Helga stood there. No sound, no entry, nothing to note, she was suddenly
in the grotto. She started walking around the pond, not many steps needed to
round it and advance on them. The boys huddled together, Ada trying to capture
the sight of this giant, feeling the other perspective. Her eyes couldn’t
capture the details, but seeing that monumental size move so casually towards
them had her agape.
Helga stopped so close to them the hemline of her green dress almost
touched their heads. They craned their necks all the way up.
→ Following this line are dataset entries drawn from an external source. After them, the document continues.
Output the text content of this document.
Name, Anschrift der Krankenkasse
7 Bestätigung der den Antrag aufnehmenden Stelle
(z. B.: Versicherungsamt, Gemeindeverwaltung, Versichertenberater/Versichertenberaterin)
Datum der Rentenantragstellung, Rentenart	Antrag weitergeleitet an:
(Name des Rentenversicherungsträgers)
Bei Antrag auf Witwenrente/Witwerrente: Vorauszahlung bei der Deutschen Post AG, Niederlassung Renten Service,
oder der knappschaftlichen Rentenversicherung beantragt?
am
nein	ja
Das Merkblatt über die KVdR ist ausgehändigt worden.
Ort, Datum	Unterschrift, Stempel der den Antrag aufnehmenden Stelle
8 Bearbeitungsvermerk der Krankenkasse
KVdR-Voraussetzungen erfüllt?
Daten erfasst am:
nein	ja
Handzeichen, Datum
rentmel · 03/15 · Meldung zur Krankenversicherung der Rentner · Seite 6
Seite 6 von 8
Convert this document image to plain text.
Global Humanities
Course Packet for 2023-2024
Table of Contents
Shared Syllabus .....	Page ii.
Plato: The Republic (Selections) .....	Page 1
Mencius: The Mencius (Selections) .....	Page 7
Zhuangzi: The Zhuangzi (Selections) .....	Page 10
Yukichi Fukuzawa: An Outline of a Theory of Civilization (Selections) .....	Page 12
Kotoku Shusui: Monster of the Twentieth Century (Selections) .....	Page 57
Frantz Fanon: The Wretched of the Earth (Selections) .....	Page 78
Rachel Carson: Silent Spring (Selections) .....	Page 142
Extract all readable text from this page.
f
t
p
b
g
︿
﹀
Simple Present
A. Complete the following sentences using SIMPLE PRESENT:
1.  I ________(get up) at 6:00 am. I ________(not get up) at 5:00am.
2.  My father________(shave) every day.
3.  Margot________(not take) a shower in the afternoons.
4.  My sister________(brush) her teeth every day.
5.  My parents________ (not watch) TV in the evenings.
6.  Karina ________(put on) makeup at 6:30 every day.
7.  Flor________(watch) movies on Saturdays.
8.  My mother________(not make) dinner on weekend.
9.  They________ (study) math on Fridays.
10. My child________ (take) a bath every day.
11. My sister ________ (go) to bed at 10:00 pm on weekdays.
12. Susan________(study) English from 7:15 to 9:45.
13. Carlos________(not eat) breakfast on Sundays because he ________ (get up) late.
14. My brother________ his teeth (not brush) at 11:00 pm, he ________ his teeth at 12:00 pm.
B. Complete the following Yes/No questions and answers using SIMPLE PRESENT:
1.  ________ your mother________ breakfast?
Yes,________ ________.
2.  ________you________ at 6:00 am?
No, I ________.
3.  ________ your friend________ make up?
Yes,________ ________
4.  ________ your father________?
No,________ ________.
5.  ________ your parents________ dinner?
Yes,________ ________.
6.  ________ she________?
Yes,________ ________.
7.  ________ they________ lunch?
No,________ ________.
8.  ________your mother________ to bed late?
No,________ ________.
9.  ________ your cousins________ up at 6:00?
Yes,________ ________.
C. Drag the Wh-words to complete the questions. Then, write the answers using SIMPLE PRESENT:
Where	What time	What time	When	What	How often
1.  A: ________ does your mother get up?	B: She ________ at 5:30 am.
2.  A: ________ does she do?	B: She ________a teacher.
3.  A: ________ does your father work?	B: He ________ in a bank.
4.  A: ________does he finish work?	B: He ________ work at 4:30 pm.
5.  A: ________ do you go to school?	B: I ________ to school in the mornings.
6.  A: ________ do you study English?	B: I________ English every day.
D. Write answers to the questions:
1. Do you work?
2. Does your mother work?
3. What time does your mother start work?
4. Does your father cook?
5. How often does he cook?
“Goddess, please,” Milton said. “Whatever you ask of us, we’ll do it.
What can we do to convince you we don’t want any trouble?”
She stared down at them, an icy expression. With a wave of her hand, two
pillars of leaves shot up from underneath Rennard and Milton, raising them all
the way up to her chin. Her fingers closed around them, their legs sticking out
of the bottom and head out of the top of her closed fists.
And with that, she turned around, took them to a corner of the grotto.
Helga took a deep breath, and with her exhalation came a blue mist, expanding,
growing, manifesting into a hazy circular swirl large as Helga herself.
“What about us?” Henry called.
“You may do whatever
you please,” Helga said. “It won’t matter.” With that, she stepped into the
mist, Rennard and Milton in hand, and they vanished.